According to Tom Cutler, president and CEO of Ft. Lauderdale, Florida-based TR Cutler, the biggest mistake a company can make is to forget that people are at the heart of online management. Everyone in the loop—customers, employees and suppliers—must benefit.
"There must be a return generated from an online environment for its recipients and the business it represents," said Cutler. "Content must be developed within a community framework for the successful generation of business-to-consumer, business-to-business and business-to-employee activity."
Customer retention is also key to effective online management, he added, particularly in the printing sector. If a Web-based service interferes or conflicts with long-established face-to-face relationships, then it becomes a deterrent rather than a reason for doing business with the company.
According to Cutler, the first step to preventing this is to sit down and think.

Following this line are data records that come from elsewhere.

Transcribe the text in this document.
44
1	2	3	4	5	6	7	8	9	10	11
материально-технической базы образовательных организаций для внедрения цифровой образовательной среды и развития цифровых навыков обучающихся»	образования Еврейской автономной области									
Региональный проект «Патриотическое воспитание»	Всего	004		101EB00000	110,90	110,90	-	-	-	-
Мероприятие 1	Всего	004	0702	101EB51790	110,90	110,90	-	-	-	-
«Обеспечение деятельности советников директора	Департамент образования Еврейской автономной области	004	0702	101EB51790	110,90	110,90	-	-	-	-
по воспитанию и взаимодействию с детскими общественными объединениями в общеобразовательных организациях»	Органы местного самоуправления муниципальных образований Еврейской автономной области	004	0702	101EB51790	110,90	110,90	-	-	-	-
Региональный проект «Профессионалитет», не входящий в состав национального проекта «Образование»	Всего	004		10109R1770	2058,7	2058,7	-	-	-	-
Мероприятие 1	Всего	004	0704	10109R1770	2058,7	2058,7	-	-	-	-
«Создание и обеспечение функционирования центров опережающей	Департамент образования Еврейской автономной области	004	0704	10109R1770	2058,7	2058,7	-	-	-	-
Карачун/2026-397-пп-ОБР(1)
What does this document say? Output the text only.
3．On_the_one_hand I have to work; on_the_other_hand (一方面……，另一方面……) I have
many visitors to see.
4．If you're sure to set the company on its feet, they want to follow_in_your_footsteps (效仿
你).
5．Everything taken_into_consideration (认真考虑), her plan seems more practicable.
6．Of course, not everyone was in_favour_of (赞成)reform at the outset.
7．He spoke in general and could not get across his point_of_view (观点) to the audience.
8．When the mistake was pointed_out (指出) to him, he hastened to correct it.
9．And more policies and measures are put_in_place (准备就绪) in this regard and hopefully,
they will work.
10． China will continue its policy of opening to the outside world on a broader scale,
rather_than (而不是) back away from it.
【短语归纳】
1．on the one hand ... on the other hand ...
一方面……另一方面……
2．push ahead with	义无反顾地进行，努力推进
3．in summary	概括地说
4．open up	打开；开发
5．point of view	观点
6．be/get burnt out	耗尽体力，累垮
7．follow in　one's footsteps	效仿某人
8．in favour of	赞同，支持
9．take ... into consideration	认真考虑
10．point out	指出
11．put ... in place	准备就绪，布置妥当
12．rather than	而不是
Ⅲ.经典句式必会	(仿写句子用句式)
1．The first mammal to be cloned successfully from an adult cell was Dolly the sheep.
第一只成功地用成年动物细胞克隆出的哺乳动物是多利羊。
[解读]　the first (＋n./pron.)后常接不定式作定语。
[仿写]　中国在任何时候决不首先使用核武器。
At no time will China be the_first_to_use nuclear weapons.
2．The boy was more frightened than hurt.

"Distributors need to ask themselves where the company is today, where it needs to go and what they should do to get there. Then they must proceed in a sequential, methodical fashion," Cutler said.
Cutler explained that this typically involves having a gap or needs analysis performed by an independent consulting firm. "Consultants will come in and spend about three days interviewing the key players and then present their recommendations. The needs of purchasing, accounting, sales and management have to be integrated before any online management system is implemented," he said.
The consultants will also evaluate how the company's data is captured, stored and exported. It is this piece, said Steve Wakefield, president and CEO of Sword Microsystems, Huntsville, Ala., that ultimately supports and drives e-business.